Entonces, cuando se estrenaba inmáculo como poeta, era capaz de reconocer dramas íntimos como éste: “Me duelen las alas: / quiero entre-abrir los brazos y sentir / el ansia del vuelo entre las venas”. Y de aprovechar la creación de tantos maestros de un siglo atrás que, de perdedores y solitarios, habían terminado por insuflar tantas palabras exactas a la memoria colectiva de una España que sentía con tantos corazones al unísono. Cuando Bernal escribe “Una mujer ha golpeado los cristales esta tarde”, las golondrinas de Bécquer vuelven a batir sus alas pardas. Cuando escribe “Y una mañana me encontrarás con las manos / abiertas / los ojos / y el pecho hendidos por el rayo”, el rayo incesante de Miguel Hernández continúa haciendo de la suyas, como la fatalidad surrealista lorquiana cuando dice que “los niños heridos del aire ya casi no cantan. / En sus ojos las lagartijas se hunden y alguna alondra / se escapa”. Su ansia de vuelo automático se revela poderosa cuando asegura y pregunta: “Una mirada y una palabra sostienen mis alas. / ¿Quién pudiera abrazar como entonces los muros / y deshojar entre los dientes una rosa ensangrentada?”. Y su nerviosa voluntad de enamorado adolescente parece clara cuando pide: “No me mandes nunca sensaciones grises, / como si fueran una carta de amor, / margaritas de papel por deshojar, / plegarias inútiles, / alabanzas estériles”.

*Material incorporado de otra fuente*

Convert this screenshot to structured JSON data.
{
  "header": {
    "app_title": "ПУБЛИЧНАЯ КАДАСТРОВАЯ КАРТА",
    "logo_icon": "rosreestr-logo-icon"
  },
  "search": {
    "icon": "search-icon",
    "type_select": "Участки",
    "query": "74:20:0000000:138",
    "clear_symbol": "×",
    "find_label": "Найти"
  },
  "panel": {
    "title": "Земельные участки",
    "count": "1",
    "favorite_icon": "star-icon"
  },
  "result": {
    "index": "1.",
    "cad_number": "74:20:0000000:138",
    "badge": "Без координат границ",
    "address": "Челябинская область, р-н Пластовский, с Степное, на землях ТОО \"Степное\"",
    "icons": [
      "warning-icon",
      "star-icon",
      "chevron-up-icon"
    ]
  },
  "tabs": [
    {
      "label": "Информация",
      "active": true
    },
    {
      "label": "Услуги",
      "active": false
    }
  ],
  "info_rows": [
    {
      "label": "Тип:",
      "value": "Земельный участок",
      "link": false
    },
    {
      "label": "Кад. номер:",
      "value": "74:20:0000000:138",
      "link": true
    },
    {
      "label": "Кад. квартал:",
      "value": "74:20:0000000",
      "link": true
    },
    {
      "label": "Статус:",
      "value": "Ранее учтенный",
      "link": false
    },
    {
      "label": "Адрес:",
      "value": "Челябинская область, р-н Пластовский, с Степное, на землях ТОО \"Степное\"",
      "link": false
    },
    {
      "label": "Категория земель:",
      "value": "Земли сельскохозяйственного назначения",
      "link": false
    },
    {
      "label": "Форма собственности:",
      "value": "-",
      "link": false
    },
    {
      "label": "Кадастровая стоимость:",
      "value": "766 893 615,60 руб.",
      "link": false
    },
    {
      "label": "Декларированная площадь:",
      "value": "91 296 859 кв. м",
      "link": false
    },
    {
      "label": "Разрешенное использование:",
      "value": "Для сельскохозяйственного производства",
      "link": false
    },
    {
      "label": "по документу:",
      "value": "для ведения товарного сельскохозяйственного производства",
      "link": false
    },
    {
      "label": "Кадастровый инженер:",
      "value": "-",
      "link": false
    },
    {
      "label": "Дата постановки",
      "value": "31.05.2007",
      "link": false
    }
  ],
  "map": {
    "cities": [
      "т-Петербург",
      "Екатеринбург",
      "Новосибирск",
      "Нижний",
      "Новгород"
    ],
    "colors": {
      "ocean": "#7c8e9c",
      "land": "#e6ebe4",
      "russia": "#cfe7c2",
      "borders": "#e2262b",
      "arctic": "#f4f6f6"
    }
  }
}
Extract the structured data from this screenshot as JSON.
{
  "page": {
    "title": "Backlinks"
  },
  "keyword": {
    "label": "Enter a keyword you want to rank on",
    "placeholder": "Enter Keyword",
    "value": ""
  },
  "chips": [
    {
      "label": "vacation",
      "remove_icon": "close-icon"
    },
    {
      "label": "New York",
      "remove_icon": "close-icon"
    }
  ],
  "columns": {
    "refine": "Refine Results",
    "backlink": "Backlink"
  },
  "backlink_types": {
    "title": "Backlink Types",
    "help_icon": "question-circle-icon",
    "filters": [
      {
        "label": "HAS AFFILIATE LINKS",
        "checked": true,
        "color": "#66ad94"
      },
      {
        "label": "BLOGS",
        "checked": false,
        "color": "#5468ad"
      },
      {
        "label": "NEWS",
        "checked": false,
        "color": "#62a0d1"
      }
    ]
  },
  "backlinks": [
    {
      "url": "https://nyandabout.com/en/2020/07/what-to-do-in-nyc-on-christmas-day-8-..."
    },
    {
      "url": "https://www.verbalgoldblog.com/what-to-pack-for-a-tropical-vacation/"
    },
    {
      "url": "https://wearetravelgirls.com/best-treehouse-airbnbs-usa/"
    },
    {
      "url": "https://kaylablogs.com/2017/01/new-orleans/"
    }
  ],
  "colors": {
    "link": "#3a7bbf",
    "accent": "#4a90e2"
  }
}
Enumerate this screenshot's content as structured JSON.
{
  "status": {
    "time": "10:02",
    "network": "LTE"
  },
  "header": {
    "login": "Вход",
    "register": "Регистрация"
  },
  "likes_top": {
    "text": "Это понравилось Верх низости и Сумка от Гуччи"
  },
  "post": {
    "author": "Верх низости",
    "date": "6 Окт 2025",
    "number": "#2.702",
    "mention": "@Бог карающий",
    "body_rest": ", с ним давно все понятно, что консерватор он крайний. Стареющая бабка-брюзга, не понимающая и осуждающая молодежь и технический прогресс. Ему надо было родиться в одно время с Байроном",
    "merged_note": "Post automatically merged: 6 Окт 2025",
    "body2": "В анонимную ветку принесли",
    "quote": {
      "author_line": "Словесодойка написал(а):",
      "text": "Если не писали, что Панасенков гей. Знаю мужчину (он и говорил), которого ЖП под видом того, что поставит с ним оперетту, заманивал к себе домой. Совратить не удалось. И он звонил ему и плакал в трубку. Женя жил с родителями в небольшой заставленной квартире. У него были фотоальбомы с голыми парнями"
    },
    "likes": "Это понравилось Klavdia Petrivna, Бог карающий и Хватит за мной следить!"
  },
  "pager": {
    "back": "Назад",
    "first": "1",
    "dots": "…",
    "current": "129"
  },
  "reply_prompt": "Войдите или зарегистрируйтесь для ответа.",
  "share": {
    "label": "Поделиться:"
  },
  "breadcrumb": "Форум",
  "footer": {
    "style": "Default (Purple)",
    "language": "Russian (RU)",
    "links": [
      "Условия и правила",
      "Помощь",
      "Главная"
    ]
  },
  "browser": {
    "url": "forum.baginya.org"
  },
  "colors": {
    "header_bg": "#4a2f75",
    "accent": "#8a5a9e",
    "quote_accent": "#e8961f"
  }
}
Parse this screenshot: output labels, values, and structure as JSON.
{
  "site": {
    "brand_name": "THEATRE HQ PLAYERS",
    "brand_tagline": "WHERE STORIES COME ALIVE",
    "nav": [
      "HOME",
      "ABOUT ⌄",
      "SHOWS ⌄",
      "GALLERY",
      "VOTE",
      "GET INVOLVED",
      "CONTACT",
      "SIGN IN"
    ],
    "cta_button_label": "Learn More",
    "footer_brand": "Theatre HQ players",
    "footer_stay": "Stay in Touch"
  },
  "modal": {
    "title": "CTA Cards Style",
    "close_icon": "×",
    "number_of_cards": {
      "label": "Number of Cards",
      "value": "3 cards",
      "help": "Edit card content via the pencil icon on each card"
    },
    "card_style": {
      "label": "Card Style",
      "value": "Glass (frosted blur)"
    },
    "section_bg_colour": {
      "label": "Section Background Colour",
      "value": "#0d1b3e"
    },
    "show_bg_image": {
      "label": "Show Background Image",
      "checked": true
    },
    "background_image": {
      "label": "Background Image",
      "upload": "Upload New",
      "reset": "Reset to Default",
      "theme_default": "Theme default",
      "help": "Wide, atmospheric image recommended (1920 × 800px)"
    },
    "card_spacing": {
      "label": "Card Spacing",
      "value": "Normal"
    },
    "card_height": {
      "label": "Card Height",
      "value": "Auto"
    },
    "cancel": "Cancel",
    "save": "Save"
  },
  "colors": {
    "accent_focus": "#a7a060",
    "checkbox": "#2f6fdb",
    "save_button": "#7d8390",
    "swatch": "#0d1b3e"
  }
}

El joven poeta que entonces era capaz de adivinar el exilio del surrealismo en imágenes adaptadas a su marisma natal con observaciones tan metafóricas como que “se ha roto la luna sobre la noche de los ánsares”, es capaz más de 20 años después de calibrar el valor humano del recuerdo de su abuelo, que se llamaba como él, al que “laureles de plata abruman su cara de luna” y en cuya casa ya vacía “los geranios se van a la deriva”, aunque “huéspedes azules” ya “nunca podrán abandonarla”. Como él, que recuerda todavía cuando su abuelo, que no era precisamente un político, le contaba que los años de la República habían sido los mejor vividos, los más felices. No es casual entonces que la obra se cierre con un “punto y seguido” de homenaje permanente al que se fue “ligero de equipaje / en Colliure”, al que dejó “los versos a punto / siempre. / Como estos días azules y este sol de la infancia”.